Welcome to the horror-show that has been the 2017-18 Denver Nuggets in their first few games. It’s been a terrible alternate universe filled with scary signs and warnings. Last year’s offense was third in points; this year’s has been 28th so far. Last year they were second in assists, this year 21st. The 2016-17 Nuggets had a fun offense full of slashing wings and buttery-smooth off-ball action, centered around Nikola Jokic.
As we know, this year has been anything but that. So when did this happen? When did the Nuggets get stuck behind the wall between worlds, stretching wallpaper but unable to leave the darkness? Maybe it was when Jusuf Nurkic was traded to the team that would kick Denver out of the playoffs. The Nuggets still played good offensive basketball after that, however, despite losing out to the Portland Trail Blazers.
Most signs and portents point toward the draft, a night normally gleefully celebrated by Denver fans as the day they gain on the rest of the league. This team is built on the backbone of good drafts, but the abject misery of June 22nd will live in infamy for quite a while. Cluttering up the team with more power forwards instead of consolidating it or filling needs felt like the first steps into a dark, foreboding world, and even signing Paul Millsap is upside down for a team that counts Earl Boykins as a top-5 free agent signing of the last quarter-century.

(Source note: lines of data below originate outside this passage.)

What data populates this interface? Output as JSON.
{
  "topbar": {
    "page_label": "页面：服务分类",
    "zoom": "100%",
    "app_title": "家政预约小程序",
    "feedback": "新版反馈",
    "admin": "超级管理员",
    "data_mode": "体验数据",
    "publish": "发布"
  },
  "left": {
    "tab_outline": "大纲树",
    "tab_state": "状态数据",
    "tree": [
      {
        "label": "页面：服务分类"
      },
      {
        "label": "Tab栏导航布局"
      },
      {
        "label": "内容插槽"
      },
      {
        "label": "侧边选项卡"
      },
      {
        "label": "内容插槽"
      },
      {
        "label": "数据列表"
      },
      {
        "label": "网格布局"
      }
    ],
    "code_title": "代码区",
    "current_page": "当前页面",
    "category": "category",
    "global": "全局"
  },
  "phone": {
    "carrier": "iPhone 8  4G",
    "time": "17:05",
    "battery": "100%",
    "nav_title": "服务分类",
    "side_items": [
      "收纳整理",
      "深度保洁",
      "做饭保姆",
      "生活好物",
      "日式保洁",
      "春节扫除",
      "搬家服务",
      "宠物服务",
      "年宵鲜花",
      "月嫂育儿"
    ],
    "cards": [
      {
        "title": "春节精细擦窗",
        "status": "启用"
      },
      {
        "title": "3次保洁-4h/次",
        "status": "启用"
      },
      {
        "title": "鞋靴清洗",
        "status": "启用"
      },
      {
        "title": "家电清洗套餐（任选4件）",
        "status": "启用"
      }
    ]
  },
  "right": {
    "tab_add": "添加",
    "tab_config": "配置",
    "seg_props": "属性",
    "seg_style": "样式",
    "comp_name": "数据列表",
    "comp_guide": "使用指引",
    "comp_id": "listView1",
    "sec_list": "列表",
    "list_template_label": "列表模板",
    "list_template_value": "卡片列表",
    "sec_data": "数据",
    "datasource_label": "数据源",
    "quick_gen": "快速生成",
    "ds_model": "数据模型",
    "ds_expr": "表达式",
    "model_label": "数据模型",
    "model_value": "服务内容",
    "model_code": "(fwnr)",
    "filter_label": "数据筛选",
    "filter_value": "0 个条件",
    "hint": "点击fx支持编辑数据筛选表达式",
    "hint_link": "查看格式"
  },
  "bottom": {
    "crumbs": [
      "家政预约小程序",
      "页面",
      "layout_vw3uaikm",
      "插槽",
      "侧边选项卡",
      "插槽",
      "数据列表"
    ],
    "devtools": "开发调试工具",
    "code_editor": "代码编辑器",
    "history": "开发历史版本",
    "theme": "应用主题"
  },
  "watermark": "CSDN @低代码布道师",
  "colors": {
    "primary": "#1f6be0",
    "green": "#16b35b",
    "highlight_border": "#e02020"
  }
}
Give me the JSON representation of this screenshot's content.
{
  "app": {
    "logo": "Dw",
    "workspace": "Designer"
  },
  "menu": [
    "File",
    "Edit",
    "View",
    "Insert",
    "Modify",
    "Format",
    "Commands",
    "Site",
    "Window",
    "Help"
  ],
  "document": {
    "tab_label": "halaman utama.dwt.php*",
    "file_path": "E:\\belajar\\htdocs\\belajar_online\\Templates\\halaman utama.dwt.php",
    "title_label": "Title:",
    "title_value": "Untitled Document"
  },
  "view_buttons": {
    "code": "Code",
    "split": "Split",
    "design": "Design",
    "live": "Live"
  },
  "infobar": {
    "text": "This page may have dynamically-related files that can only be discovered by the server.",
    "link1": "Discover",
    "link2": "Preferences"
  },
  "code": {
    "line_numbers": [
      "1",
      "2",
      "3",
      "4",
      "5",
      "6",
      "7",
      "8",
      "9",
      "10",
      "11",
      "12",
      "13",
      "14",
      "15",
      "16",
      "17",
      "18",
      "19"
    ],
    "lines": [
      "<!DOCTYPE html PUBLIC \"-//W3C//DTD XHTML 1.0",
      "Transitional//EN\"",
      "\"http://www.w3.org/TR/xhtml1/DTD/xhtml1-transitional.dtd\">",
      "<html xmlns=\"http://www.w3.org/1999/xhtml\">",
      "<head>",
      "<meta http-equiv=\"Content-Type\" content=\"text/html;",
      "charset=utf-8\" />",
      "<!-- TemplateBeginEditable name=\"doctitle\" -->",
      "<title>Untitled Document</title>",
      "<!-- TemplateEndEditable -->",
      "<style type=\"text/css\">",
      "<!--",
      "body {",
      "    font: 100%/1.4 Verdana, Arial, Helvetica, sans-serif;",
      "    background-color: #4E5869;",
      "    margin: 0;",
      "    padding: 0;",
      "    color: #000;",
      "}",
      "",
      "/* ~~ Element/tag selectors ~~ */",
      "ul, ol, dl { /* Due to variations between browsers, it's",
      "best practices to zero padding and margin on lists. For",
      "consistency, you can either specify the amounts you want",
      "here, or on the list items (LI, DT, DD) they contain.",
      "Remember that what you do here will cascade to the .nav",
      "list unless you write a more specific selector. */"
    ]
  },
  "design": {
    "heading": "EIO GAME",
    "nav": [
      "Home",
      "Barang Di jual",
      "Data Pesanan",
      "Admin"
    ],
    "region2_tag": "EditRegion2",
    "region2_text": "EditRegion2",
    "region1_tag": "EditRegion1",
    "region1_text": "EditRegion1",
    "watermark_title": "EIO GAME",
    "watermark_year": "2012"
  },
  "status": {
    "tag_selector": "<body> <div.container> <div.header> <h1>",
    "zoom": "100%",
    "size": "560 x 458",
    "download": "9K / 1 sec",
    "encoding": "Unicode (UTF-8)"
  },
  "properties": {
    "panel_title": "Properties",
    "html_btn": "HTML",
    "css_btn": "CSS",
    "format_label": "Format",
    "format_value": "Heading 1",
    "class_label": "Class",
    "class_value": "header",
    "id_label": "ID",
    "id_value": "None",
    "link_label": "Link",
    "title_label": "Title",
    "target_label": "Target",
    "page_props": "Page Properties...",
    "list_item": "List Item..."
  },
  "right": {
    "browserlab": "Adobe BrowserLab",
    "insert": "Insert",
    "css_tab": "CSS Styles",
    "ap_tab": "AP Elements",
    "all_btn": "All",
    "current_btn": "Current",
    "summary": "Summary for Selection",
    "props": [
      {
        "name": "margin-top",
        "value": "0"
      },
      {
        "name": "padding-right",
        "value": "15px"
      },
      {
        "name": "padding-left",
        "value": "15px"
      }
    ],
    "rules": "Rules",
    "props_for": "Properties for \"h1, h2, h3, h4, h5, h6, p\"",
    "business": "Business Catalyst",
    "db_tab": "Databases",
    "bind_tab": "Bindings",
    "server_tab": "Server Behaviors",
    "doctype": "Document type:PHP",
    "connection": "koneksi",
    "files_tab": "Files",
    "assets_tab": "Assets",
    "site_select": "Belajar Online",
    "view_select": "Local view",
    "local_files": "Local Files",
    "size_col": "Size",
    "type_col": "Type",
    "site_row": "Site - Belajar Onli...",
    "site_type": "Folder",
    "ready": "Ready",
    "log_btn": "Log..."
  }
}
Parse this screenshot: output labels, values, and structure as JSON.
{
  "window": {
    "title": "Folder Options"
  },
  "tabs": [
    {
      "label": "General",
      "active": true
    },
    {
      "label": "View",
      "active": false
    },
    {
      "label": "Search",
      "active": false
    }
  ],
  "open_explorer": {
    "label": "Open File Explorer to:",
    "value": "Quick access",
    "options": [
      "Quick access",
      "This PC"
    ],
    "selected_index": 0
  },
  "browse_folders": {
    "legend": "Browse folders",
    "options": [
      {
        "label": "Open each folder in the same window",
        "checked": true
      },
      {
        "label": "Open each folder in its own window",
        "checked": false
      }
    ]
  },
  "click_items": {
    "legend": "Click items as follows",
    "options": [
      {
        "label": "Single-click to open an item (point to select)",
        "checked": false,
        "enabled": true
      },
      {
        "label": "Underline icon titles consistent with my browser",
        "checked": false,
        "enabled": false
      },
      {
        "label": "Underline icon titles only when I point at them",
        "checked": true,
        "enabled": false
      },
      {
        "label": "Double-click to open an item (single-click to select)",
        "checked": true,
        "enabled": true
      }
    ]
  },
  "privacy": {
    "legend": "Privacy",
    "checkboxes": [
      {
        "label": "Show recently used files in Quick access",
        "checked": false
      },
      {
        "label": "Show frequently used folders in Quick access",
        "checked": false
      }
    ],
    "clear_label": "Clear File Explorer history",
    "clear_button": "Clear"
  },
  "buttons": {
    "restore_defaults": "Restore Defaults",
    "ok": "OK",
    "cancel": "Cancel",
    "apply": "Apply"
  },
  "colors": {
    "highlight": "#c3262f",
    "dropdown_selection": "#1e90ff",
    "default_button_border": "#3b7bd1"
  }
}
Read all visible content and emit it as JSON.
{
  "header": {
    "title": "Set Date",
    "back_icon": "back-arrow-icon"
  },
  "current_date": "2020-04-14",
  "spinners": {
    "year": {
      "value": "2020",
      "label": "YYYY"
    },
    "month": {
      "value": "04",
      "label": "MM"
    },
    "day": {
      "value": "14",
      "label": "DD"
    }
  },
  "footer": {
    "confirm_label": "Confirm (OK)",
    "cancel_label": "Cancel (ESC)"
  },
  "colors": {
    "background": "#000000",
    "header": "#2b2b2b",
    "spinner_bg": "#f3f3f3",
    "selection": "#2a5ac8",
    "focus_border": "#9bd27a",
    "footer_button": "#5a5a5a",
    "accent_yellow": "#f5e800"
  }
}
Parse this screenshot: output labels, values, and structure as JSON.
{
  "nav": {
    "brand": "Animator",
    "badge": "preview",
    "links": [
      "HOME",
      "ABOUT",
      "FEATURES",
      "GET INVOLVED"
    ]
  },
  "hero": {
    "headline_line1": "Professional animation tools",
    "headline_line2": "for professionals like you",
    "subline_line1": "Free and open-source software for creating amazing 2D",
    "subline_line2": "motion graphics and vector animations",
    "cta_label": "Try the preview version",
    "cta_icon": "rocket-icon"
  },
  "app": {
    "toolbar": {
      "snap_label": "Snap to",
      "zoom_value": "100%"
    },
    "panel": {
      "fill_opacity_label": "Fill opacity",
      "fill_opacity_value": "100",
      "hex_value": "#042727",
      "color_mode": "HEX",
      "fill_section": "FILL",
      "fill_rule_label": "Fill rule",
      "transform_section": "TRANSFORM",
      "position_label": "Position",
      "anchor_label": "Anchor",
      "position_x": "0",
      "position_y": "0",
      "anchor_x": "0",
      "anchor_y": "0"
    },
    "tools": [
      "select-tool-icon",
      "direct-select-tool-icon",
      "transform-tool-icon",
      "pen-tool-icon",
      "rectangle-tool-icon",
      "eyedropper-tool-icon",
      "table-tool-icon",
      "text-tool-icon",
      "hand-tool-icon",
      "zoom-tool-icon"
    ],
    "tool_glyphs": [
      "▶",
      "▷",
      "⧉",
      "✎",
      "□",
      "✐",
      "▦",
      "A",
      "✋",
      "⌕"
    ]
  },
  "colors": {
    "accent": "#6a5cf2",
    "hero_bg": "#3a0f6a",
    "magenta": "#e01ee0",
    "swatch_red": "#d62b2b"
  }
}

And look where we are now. Nikola Jokic leads the team in defensive rating. Jokic, who had trouble defending obstinate tree stumps last year, has been Denver’s best defender on what might tentatively be called an improved squad on that end. Jamal Murray is a deadeye three point shooter in practice, making them with ease from half-court. In games this year? He’s 2-for-19.
This switch from offensive juggernaut to crawling mess has not been missed by national observers, either. From Zach Lowe’s article today:
Denver is crawling at the league's sixth-slowest pace after humming at the seventh-fastest a year ago. Possessions die after one or two actions, and Denver doesn't have the scoring or passing oomph along the perimeter to make do with isolations and impromptu pick-and-rolls. Gary Harris pulls up one dribble early. Emmanuel Mudiay can't shoot from anywhere, or defend anyone. Jamal Murray's 3-pointer remains theoretical. On one stagnant trip against Charlotte Wednesday, Mason Plumlee attempted a post move. It went badly.
These Denver Nuggets have only vaguely resembled last year’s. Someone kidnapped the things that are great about them and all of Nuggets fandom is out searching for them in the night with flashlights. Fans freaked out when Jokic didn’t score for six quarters, but maybe he was too busy flashing messages in Christmas lights, sending warnings and looking for a way out.
Denver’s front office can’t panic after a week, but they have to be looking for answers. More weapons might help, and a care pack including a nail-spiked bat and some gasoline traps might just be sitting in Phoenix waiting to be retrieved. But weaponry alone didn’t solve the Demogorgon problem in Stranger Things. They had to fight fire with fire, and let one supernatural creation destroy another.
To extract the Nuggets from this nightmare, Denver will have to free Jokic – again – and let his powers fight this fight. Ordinary methods won’t cut it; Denver hasn’t got enough normal flesh-and-blood weapons to succeed that way. Hopefully this nightmare resolves itself by Halloween. If not, we’ll all be Joyce Byers looking for her son.